By Sam Kaufman
A solid year-ending quarterly payment from Waste Control Specialists in September pushed the county’s take to over $1 million, according to county officials.
Through three quarters of the recently completed fiscal year, WCS had provided the county with $621,246 through a five percent surcharge on its low level radioactive waste disposal operation.
The September payment amounted to just over $454,000 for a yearly total of around $1.07 million.
County officials are anticipating the first check of the new fiscal year to arrive later this month.
Presently, a Legacy Fund comprised of a large chunk of WCS funds contains around $6 million, according to county officials.
The majority of the WCS funds—90 percent—go into the Legacy Fund for projects related to “public good,” while the other 10 percent is dedicated to the county’s Fund 39, they added.
The Community Legacy Committee, which began its operation last year, accepts project applications for possible WCS funding, before vetting the requests and potentially recommending them for commissioners court approval. Projects involving local governing entities and non-profit organizations can be accepted for WCS money, according to county officials.
The approximate $600,000 in Fund 39 is earmarked to offset costs for capital projects included in the county’s budget this year. Those projects include replacing the golf course’s irrigation system and covering the outdoor arena at the Andrews County Expo Arena.
Additionally, the county provides around $75,000 annually through Fund 39 for AeroCare air-med care for county residents, according to county officials.

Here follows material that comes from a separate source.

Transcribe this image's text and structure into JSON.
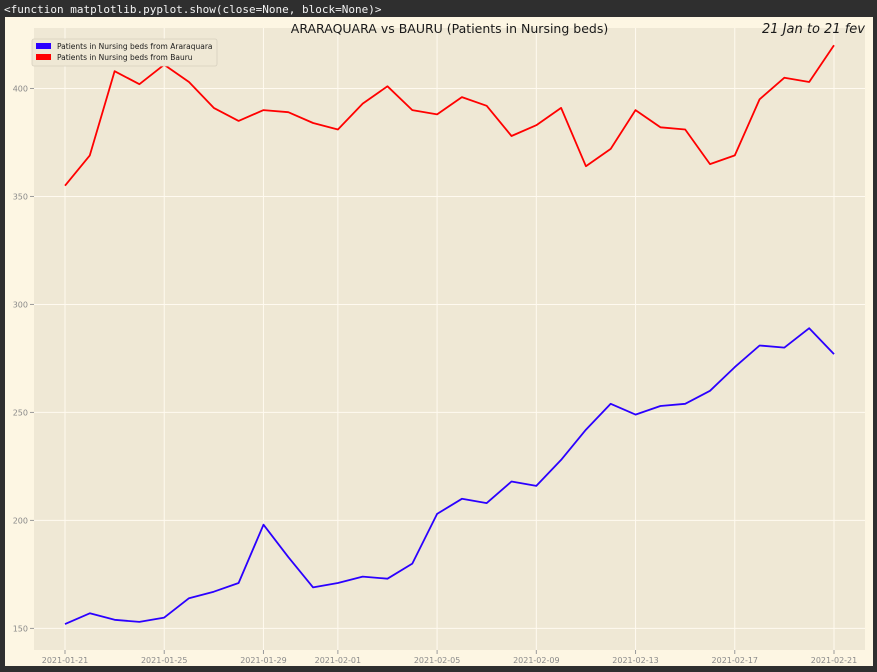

The Legacy Fund total will be reduced some this year through approved projects that haven’t started.
County officials said the largest is $735,000 committed to building a new Andrews Food Pantry building and parking area on school district property across from Underwood Elementary.
Typically, the county receives more than $1 million annually through the surcharge on WCS’ Compact Landfill operation.
The largest quarterly check the county has received from WCS was slightly over $1 million in December 2014. On the other hand, the lowest quarterly check was $129,000 in December 2013, according to county officials.
WCS’ $72 million low-level radioactive waste disposal facility—comprised of the Compact Landfill and the much larger Federal Landfill—was financed through a unique county bond election that narrowly passed by three votes in 2009.
The company previously made annual payments of more than $7 million to cover bond debt. But WCS’ sale earlier this year to the J.F. Lehman Company resulted in the buyer providing funds to eventually pay off the remainder of the note, according to county officials.
WCS’ Compact Landfill, which has been in operation for more than seven years, can accept waste from customers inside the Texas-Vermont Compact and from those in more than 30 other states through Compact Commission action.
Initially, state legislators approved a five percent surcharge on WCS’ Compact Landfill to go to the county and a larger percentage to the state. But legislators approved reducing the state’s cut during the last session, which, at the time, was expected to increase business to the Compact Landfill due to decreased taxing.
However, it appears through the revenue generated from the county’s take that the Compact Landfill’s business actually decreased last fiscal year.